Table 3: Multivariable Cox proportional hazards analysis to assess participant and tumor characteristics associated with specific tumor progression criteria

Male sex (HR, 1.95 [95% CI: 0.99, 3.84]; P = .05), US-DTD (HR, 2.0 [95% CI: 1.05, 3.8]; P <= .04), and TSH ≥ 7 µU/mL (HR, 9.16 [95% CI: 2.79, 30.07]; P <.001) also showed an association with tumor enlargement ≥2 mm in at least two dimensions. For new LNM, only intratumoral vascularity showed independent association (HR, 5.01 [95% CI, 1.29, 19.43]; P =.02).
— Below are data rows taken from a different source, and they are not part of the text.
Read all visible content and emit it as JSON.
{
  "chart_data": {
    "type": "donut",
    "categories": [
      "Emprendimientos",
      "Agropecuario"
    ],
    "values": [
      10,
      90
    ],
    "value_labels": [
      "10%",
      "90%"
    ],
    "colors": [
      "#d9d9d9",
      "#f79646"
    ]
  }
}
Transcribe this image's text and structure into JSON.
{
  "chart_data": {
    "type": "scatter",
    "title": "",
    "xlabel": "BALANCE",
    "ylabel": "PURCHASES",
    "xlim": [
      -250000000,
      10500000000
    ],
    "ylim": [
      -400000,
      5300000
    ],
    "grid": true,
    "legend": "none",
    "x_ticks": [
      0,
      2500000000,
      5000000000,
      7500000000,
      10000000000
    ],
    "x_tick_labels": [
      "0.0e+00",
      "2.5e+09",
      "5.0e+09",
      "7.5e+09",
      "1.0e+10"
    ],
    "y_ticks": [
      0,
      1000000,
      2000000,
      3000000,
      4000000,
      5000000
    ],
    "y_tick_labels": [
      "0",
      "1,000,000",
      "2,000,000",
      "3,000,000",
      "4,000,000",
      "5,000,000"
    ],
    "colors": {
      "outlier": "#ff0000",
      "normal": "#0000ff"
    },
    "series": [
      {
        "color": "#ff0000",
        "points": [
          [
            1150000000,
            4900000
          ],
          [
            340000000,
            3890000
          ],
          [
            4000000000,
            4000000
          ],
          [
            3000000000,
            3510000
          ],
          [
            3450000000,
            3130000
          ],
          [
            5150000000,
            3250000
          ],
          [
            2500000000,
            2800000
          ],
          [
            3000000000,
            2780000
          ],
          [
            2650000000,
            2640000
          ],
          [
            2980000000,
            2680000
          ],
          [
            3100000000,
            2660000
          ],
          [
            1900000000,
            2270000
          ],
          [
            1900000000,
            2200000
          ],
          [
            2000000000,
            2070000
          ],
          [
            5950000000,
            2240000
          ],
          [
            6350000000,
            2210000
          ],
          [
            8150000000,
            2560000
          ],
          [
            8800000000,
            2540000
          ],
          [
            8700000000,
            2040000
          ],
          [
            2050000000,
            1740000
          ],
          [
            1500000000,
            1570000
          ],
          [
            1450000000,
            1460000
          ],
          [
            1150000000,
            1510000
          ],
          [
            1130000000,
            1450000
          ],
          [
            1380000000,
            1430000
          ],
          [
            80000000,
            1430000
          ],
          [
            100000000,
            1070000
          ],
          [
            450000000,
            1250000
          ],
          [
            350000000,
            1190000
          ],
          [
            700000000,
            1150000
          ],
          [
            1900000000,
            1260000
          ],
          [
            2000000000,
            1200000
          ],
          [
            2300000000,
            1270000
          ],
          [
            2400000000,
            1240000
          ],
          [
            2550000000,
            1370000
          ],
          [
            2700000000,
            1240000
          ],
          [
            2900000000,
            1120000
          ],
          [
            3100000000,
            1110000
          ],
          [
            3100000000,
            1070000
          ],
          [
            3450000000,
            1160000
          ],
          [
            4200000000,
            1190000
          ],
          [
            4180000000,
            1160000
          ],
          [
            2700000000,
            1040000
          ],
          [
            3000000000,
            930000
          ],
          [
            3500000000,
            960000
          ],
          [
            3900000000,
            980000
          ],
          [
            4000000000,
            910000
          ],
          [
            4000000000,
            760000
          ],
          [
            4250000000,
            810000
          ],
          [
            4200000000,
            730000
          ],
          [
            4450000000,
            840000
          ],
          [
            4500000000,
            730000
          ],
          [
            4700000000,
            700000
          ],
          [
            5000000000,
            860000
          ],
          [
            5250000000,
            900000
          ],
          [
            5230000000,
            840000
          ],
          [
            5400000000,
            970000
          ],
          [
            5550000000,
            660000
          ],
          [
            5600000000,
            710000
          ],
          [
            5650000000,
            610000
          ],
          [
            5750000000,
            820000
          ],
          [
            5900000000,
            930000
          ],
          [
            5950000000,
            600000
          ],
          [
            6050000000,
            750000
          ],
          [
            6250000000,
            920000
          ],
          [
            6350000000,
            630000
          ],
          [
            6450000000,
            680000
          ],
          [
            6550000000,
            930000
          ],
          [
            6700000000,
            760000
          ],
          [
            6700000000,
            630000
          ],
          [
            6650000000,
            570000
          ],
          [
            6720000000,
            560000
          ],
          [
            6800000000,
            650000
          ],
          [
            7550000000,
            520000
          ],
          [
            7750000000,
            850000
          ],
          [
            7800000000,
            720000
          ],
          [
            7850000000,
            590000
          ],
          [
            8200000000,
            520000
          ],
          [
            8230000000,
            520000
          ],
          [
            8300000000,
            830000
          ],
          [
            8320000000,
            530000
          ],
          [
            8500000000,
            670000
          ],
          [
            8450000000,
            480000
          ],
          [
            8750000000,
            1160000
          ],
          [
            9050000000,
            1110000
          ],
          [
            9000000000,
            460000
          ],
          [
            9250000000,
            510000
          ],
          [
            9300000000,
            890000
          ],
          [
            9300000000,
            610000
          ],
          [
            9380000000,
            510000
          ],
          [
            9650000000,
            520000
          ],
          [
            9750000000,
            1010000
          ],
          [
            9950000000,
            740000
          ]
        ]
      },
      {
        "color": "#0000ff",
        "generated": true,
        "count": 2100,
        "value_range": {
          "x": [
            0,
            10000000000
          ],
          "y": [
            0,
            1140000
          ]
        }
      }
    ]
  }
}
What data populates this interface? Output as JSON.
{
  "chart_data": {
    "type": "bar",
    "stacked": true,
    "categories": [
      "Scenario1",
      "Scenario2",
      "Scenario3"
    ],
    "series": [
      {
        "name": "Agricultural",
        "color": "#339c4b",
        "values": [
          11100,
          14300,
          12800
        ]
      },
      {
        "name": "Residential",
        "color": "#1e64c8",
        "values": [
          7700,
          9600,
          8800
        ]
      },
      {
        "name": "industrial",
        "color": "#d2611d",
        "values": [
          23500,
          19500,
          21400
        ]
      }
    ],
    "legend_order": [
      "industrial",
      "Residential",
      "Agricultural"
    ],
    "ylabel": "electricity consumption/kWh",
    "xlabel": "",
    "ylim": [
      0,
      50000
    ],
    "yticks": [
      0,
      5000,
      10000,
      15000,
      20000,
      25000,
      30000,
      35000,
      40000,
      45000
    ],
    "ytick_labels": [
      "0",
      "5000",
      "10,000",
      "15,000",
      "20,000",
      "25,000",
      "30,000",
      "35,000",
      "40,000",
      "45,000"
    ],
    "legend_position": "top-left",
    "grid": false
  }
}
Representative US images at baseline and follow-up from a participant who developed LNM and a participant with tumor enlargement are shown in Figures 2 and 3, respectively.

Fig 2: US images in a 64-year-old man with papillary thyroid microcarcinoma. (a-c) Baseline US images (a) Transverse grey scale image shows a solid hypoechoic thyroid nodule measured as 7mm in the maximal diameter. (b) Color Doppler image reveals hypervascularity. (c) A small probably benign lymph node (LN) was noted in left level IV (arrow). (d) Transverse US images after 12 months demonstrated a suspicious LN (arrow) with increased short diameter and punctate echogenic foci (arrowhead). Subsequent FNA revealed a metastatic thyroid papillary carcinoma.

Fig 3: US images in a 47-year-old female with papillary thyroid microcarcinoma (PTMC) (a-c) Baseline US images (a) Transverse and (b) longitudinal images of right thyroid gland shows a solid hypoechoic nodule measured as 4mm in the maximal diameter. Thyroid parenchyma shows scattered hypoechoic nodular lesions. (c) Color Doppler images showed hypervascularity of thyroid gland and was classified as diffuse thyroid disease (US-DTD) positive. (d-e) US images 18 months after. (d) Transverse and (e) longitudinal US images after 18 months demonstrated size increase of the tumor to 8mm. Background thyroid parenchyma shows mild diffuse hypoechogenicity. On US and CT, no suspicious LNs were noted. Subsequent lobectomy and ipsilateral central neck dissection showed PTMC with lymphocytic thyroiditis. Two metastatic LNs were diagnosed out of 5 dissected LNs.